There is an old Norman-French romance that tells us how the White Tower was built by William Peverel of the Peak, and how he promised it as a dowry to Melette, the fairest of his nieces. “But none found favour with her. And William reasoned with her, and besought her that she would discover unto him if there was in the world any knight whom she would take for lord.... ‘Certes, Sire,’ said she, ‘no knight is there in all the world that I would take for the sake of riches and the honour of lands, but if I ever take such an one he shall be handsome, and courteous, and the most valiant of his order in Christendom.’” So William proclaimed a tourney at the Peak, with Melette and the White Tower for the prize; and among those who came to try their fortune was one Guarin de Metz, well clad in red samite, with a crest of gold. “To record the blows and the issues I am not minded,” says the story, “but Guarin de Metz and his company proved that day the best, the fairest, and the most valiant, and above all, Guarin was the most praised in all ways.” So Guarin won the fastidious Melette of the White Tower, “and with great joy did he take her, and the damsel him.”[6]

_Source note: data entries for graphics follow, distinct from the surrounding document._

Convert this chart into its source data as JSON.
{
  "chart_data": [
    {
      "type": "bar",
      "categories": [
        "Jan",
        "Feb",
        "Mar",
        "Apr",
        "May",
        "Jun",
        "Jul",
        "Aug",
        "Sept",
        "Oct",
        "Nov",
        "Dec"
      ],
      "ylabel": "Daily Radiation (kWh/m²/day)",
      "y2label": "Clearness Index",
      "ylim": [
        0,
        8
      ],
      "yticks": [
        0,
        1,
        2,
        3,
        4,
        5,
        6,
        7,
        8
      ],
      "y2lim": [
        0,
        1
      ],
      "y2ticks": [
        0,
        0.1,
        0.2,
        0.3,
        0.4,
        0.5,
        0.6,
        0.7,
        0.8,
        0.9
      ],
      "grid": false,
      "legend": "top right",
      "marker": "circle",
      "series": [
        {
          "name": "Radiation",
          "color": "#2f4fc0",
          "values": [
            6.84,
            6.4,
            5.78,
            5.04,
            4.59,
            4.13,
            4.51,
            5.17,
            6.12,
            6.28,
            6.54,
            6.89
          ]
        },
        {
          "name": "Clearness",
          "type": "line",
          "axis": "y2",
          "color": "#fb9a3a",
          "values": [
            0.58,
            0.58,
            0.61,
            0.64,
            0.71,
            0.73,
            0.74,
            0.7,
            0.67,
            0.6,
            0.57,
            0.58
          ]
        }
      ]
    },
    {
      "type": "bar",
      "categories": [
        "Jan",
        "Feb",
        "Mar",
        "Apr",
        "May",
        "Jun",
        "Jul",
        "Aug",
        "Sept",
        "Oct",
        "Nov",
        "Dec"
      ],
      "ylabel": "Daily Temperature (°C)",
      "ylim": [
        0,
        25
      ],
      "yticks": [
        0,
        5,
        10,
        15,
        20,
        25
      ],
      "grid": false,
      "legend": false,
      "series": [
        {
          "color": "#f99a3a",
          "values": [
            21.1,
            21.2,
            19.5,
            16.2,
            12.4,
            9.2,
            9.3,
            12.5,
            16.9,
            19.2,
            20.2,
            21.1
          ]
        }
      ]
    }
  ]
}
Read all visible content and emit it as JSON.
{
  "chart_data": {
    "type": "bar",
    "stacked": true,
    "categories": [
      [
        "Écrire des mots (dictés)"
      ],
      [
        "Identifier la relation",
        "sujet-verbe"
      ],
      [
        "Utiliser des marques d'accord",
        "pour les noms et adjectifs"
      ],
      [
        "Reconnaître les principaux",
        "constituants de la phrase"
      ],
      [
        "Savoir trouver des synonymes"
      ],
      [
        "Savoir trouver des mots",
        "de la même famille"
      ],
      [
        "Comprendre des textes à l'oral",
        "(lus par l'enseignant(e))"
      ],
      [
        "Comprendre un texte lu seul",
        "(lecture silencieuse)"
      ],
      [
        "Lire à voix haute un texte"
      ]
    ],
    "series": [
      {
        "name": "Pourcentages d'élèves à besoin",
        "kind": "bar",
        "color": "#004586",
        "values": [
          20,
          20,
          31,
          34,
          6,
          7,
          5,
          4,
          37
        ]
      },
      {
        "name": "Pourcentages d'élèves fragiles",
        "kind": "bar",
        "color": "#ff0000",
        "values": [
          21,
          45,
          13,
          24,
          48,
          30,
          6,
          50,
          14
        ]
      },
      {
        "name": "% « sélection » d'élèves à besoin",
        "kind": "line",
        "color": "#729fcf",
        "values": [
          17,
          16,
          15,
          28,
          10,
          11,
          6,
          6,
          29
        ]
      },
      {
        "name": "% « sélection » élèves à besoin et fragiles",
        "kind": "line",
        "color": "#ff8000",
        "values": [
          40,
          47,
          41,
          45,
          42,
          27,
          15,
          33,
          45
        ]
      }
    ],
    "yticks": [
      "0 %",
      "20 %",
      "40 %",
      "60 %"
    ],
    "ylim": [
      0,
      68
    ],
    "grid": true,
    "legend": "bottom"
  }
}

This romance is not very reliable history, I fear, but it is true that Whittington belonged at one time to the Peverels, and later to the Fitz-Warines or Guarins, of whom it was probably the third who built this gate in the reign of John.

Two miles beyond Whittington is Gobowen, where we rejoin the main road; and soon afterwards we dip into the narrow valley below Chirk, and with the railway and the canal high above us on the left, cross the little Ceiriog into Wales.

WHITTINGTON CASTLE.

THE LLEDR VALLEY, FROM THE HOLYHEAD ROAD.